Dans leur appel, elles insistent sur l’importance de consacrer la liberté comme principe constitutionnel, la privation de liberté devant rester “l’exception strictement encadrée”, tout en promouvant l’égalité d’accès aux emplois publics et aux opportunités économiques.
Les signataires plaident, en troisième lieu, pour faire de la transparence et de la reddition des comptes “un pilier intangible” de la réforme constitutionnelle en projet.
Ils proposent, à ce sujet, la publication obligatoire des rapports des corps de contrôle, le renforcement des dispositifs de lutte contre la corruption, ainsi que l’obligation de déclaration de patrimoine pour les hautes autorités, y compris le président de la République.
Ils recommandent également un encadrement strict des fonds spéciaux, appelant à mettre fin à toute utilisation de fonds publics échappant au contrôle et à la reddition des comptes.

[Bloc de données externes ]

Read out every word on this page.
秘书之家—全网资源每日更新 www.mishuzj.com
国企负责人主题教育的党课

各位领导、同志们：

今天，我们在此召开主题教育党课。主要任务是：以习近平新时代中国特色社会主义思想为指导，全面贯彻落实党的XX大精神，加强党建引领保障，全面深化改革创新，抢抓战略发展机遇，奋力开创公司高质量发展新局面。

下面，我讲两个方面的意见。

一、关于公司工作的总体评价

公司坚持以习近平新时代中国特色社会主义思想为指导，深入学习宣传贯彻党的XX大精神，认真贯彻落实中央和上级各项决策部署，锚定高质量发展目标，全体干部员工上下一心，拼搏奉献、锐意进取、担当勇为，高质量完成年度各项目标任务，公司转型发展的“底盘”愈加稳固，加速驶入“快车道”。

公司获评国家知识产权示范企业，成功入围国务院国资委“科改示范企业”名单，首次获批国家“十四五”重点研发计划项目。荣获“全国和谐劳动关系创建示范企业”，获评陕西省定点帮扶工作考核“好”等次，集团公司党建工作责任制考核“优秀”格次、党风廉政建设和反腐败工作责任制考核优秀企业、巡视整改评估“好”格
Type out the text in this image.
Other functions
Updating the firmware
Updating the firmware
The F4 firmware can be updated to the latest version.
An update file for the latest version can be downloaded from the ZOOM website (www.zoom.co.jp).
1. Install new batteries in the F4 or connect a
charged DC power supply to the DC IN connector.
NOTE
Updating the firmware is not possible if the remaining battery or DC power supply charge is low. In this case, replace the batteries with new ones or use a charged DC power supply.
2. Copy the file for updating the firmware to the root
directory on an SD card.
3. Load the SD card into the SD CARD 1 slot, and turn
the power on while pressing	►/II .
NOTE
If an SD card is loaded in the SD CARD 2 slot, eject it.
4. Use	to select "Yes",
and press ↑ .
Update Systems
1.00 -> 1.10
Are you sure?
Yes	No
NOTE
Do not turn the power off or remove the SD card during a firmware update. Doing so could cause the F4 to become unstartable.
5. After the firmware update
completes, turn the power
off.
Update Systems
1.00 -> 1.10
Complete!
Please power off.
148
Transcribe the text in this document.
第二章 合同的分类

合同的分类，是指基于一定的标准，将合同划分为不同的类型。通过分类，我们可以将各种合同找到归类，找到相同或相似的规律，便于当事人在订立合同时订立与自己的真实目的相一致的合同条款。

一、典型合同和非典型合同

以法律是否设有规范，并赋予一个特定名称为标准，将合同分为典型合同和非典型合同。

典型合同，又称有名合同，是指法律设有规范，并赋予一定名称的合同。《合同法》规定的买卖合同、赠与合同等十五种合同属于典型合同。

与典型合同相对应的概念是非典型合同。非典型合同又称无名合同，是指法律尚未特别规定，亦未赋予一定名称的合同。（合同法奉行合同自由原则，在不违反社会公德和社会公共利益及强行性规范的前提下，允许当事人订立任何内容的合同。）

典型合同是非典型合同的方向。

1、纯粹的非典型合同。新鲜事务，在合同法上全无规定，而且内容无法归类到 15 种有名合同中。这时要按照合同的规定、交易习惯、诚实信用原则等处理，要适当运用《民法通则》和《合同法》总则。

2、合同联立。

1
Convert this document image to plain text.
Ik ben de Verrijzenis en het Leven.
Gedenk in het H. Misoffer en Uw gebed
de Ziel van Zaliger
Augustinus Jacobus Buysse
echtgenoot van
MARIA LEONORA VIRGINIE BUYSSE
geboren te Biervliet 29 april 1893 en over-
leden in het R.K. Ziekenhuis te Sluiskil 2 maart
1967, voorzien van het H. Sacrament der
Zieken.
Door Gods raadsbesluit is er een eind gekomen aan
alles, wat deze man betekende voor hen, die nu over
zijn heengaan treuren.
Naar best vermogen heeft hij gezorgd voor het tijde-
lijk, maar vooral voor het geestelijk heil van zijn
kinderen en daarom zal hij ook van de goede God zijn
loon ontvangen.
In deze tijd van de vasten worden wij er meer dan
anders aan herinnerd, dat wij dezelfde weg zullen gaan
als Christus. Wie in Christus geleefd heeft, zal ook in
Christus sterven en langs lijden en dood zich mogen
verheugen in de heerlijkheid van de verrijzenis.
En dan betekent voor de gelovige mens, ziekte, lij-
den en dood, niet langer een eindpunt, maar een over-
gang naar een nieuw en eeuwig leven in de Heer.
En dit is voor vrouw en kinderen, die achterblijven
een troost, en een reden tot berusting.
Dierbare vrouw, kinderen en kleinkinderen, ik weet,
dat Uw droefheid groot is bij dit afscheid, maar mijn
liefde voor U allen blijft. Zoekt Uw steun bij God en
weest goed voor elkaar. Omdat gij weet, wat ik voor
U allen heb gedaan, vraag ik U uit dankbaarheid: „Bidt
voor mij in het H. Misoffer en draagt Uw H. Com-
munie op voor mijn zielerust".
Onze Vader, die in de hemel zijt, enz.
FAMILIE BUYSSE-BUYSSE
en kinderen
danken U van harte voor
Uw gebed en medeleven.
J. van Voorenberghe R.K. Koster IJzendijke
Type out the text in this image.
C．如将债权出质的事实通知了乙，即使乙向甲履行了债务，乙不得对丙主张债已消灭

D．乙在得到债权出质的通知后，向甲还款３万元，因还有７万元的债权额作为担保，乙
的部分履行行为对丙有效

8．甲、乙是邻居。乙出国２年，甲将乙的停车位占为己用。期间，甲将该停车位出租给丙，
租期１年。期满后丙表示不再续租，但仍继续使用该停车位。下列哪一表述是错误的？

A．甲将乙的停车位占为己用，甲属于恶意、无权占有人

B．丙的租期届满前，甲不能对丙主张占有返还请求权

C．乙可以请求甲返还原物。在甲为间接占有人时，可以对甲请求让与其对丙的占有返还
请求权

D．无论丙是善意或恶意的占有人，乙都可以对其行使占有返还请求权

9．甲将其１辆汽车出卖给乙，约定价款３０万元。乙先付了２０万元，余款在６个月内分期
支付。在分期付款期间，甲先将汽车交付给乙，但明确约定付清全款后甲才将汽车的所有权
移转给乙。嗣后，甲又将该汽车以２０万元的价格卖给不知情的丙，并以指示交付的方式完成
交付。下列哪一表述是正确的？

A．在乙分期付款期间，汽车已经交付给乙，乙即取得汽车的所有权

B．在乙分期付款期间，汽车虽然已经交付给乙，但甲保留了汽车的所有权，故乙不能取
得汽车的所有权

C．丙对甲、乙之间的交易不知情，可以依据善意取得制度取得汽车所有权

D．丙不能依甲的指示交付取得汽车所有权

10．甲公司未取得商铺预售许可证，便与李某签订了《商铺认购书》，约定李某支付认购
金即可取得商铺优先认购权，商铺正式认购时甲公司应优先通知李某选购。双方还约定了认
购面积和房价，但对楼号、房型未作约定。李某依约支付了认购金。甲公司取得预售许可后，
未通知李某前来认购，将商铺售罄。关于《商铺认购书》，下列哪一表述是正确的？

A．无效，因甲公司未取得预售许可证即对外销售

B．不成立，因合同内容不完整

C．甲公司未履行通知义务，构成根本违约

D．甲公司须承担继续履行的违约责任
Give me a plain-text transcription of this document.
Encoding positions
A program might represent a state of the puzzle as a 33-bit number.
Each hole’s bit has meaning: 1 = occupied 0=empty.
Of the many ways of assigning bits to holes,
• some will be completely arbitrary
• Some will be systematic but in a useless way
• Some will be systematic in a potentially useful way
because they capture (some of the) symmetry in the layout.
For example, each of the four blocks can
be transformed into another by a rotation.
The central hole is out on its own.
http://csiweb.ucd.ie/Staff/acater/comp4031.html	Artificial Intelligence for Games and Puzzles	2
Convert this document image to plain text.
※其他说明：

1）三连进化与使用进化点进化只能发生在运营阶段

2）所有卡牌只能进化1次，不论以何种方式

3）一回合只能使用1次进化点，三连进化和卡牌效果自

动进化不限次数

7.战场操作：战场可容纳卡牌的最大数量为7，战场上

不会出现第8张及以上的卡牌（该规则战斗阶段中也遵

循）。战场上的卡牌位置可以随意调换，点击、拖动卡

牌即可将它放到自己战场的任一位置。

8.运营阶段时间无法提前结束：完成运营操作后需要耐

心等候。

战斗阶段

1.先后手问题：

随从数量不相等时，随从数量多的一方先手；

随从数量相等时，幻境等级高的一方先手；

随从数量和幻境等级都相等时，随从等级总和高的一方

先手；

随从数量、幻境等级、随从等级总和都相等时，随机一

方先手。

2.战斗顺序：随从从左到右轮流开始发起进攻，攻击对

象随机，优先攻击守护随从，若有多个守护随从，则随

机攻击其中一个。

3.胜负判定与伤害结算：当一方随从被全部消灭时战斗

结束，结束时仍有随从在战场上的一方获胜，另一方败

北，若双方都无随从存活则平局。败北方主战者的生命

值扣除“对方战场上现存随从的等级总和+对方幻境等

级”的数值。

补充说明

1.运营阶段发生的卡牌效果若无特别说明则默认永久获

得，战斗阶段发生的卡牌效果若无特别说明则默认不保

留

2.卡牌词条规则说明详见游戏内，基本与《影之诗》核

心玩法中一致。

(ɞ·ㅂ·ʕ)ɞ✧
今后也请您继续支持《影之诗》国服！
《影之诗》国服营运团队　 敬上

Le collectif appelle, par ailleurs, à une reconnaissance pleine de la démocratie participative, à travers la consécration constitutionnelle du droit de pétition, de l’accès à l’information publique, de la participation citoyenne à l’évaluation des politiques publiques et de l’initiative citoyenne, y compris référendaire.
Les organisations portant cette initiative insistent enfin sur la nécessité de garantir l’effectivité des réformes, en prévoyant un mécanisme indépendant de suivi et d’évaluation des engagements constitutionnels, associant les acteurs de la société civile, du monde académique et professionnel.
“La réforme constitutionnelle à venir peut marquer une avancée décisive dans la consolidation démocratique du Sénégal”, soulignent-elles, avertissant toutefois qu’elle pourrait susciter “une désillusion profonde” si les exigences de responsabilité, de transparence et d’équilibre des pouvoirs ne sont pas prises en compte.
Les signataires appellent ainsi à “une réforme de responsabilité, et non d’ajustement”, estimant que la Constitution, en tant que socle de l’État, “doit être à la hauteur des aspirations du peuple”.